Once you have turned your hundred ugly bowls you have paid your dues and developed some skill. You know what works and what doesn’t. You can judge what is a safe design and what is not. So off you go making objects of similar form and design.
I had my wares at a Craft Fair the other day and a man stopped to chat with me. He said that all my work looked the same. While I was very aware of the minor differences in my pieces, he was really correct. My designs and executions were predictable. I used classic forms and produced smooth surfaces. I did not take many chances.
Some of this may come from my desire to produce something functional from every good piece of wood I come across. Somehow I feel that wood is a trust and that it is my responsibility to make a useful object that will prolong the life of the wood from the once living tree. It took the tree so long to make the wood.
Recently I was visiting a friend in Lancaster, PA. As we walked to an art show in Long’s Park, we passed an open field used for athletics. I noticed a tree with drooping branches. Most deciduous tree branches don’t droop. It was a very large tree so I walked over to examine it more closely. It was a pear tree. It must have been more than three feet diameter and it was loaded with pears. I was reminded of the saying that it is the tree with the most fruit whose branches bow the lowest. I said I would really love to have some pear wood to work. Ever since reading about pear wood in James Krenov’s books I had been intrigued by the wood.

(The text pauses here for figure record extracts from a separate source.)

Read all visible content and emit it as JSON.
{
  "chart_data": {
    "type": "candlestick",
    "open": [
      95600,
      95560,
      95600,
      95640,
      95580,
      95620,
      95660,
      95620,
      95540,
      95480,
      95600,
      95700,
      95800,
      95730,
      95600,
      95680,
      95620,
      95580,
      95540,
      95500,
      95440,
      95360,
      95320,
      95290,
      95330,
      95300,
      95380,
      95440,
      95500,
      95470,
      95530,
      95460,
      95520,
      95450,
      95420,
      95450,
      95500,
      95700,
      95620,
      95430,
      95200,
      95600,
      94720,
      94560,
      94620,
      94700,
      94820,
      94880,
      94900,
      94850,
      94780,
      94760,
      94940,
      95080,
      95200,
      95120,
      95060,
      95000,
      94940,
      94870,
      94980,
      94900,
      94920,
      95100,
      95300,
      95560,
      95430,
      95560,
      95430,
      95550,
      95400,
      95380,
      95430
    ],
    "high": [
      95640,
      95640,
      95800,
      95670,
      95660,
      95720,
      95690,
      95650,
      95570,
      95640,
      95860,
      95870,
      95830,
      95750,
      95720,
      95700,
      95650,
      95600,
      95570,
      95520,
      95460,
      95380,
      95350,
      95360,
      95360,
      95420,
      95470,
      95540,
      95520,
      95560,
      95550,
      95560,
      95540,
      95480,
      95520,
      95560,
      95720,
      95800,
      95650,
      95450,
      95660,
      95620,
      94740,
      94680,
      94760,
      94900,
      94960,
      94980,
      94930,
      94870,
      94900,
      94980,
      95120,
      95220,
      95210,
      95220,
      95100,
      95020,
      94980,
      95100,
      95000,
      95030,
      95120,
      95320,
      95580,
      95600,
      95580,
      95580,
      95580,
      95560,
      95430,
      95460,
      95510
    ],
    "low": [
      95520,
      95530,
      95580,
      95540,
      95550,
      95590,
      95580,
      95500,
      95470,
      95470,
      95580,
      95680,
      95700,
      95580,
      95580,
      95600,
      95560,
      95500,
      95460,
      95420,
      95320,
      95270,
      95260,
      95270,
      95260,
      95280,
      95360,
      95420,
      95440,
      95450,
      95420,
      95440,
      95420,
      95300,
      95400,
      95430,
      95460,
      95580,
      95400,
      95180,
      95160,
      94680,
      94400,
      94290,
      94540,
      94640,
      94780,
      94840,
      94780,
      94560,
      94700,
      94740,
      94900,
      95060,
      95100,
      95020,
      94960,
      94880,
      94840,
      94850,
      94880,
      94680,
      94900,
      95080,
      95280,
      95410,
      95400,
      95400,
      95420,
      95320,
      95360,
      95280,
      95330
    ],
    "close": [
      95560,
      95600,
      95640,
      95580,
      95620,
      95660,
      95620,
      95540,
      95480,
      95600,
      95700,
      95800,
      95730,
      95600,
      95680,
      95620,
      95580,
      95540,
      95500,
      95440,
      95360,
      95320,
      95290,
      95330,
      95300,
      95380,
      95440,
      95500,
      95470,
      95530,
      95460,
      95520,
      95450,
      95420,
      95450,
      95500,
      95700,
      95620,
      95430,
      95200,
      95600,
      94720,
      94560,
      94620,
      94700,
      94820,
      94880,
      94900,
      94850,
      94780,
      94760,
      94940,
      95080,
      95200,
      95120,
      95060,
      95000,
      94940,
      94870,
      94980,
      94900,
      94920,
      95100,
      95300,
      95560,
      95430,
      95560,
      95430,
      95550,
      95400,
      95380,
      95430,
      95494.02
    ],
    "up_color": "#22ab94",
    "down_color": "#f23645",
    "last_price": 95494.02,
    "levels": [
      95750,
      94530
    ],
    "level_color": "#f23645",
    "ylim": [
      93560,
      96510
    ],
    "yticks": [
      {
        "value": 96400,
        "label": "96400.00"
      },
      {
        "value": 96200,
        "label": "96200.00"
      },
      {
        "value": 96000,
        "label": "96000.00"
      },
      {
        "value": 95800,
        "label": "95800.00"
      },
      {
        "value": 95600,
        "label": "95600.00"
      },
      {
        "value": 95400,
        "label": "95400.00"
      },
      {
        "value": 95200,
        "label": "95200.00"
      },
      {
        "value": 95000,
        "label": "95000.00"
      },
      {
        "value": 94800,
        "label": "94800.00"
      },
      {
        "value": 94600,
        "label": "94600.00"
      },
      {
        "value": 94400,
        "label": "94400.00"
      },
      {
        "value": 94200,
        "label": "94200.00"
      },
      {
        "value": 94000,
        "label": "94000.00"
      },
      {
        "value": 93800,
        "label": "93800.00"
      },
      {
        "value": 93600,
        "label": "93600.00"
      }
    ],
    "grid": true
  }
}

My friend and I continued our walk to the park and I forgot about the incident.
The next week my wife came in after a walk in the neighborhood with a leaf and asked me to identify it. I told her it was a Bradford pear. She said she got it from a limb which had broken from a neighbor’s tree and it appeared to her eye to be large enough to make something from it. I walked over to take a look and agreed with her. I left a note in the mailbox. The next day the neighbor called and said the professionals had already removed the limb as it was blocking the driveway but would I like to have the whole tree that remained.
Bradford pears are well known for their rapid symmetrical growth and white flowers in the spring. They have been favored by landscapers for the past 20 years. Unfortunately, their growth habit makes them subject to shedding large limbs after about 18 years of growth. Some cities are removing them from city streets because of this habit. My neighbor told me that he had six Bradford pears planted in his yard when he moved in 22 years ago. This was the last one remaining and it was beginning to go.
This seems to happen to me so many times. I have a desire for a species of wood and then forget about it. The next thing I know I am blessed with an abundance of it. So now I had a whole tree to play with and did not have to be so darn conservative.
Nature’s attempt to buttress weak forks of a tree makes for spectacular grain patterns when cut at right angles to the pattern. In this case, cutting the log in half by connecting the cut to the middle of the growth centers of the two limbs of the fork will reveal the crotch or flame grain as it is sometimes called. Below is a cherry platter made from such a cut.
On seeing this my wife suggested that I make a set of six of them. To this I replied that it would probably take a set of six cherry trees as this wood is only in the fork of the tree and many of the slices check badly on drying. I never did really understand the feminine desire for sets of matching pieces.
This new found pear wood, however, was not large enough to do with what I did with the cherry. Yet I had a desire to do something different but still capture the wild grain. I looked at one forked log and decided to take some risks. I decided to bore right down into the crotch starting where the limbs parted from the main trunk.
This meant that I had to risk the bottom of the vessel splitting or checking in the drying process as the base would contain the center of growth of the tree. This is wood that is notorious for checking as it dries. Usually you try to eliminate it entirely.
By turning it green before it had a chance to dry, I reasoned, it might reduce the internal stresses enough so that the remaining heart wood in the base of the vessel would not have the force to split the piece.
So, I mounted the log between centers with the main trunk of the log parallel to the bed of the lathe and turned it roughly round and then began to shape the outside.
By turning a tenon or plug on the base end I was able to remove it from between centers and mount it in a scroll chuck on one end with the other end free so that I could make the hollowing cuts.
Making hollow vessels is something I have not been doing very long and find it a bit challenging. This time the process seemed to go fairly smoothly. To judge the thickness of the wall I used a bright light behind the turning and when I could see light transmitted through the wall of the turning as it spun I knew that I was about there. I was a bit surprised that light will penetrate a turning wall that is 1/8th of an inch thick as this is still quite strong in a circular form.
Some of the rim of my hollow vessel was flat where the limbs had been sawn off and some was natural edged wood. How could I make this look like something? After some study when the piece was removed from the lathe I decided to carve some flowing curves to replace the straight sawn lines of parts of the rim. The other parts I left natural so you could see that it was made from a crotch piece of wood.
Being turned thin walled while still green, the wood did not check or the bottom split. I was rewarded in my risk taking with the lovely flame grain pattern on each side of the vessel nearest to the crotch. Some members of my turning club have said that pear wood is boring and seek to enhance it with colored dyes. To my eye the grain pattern is fascinating and needed nothing but some tung oil and wax to give it a light sheen.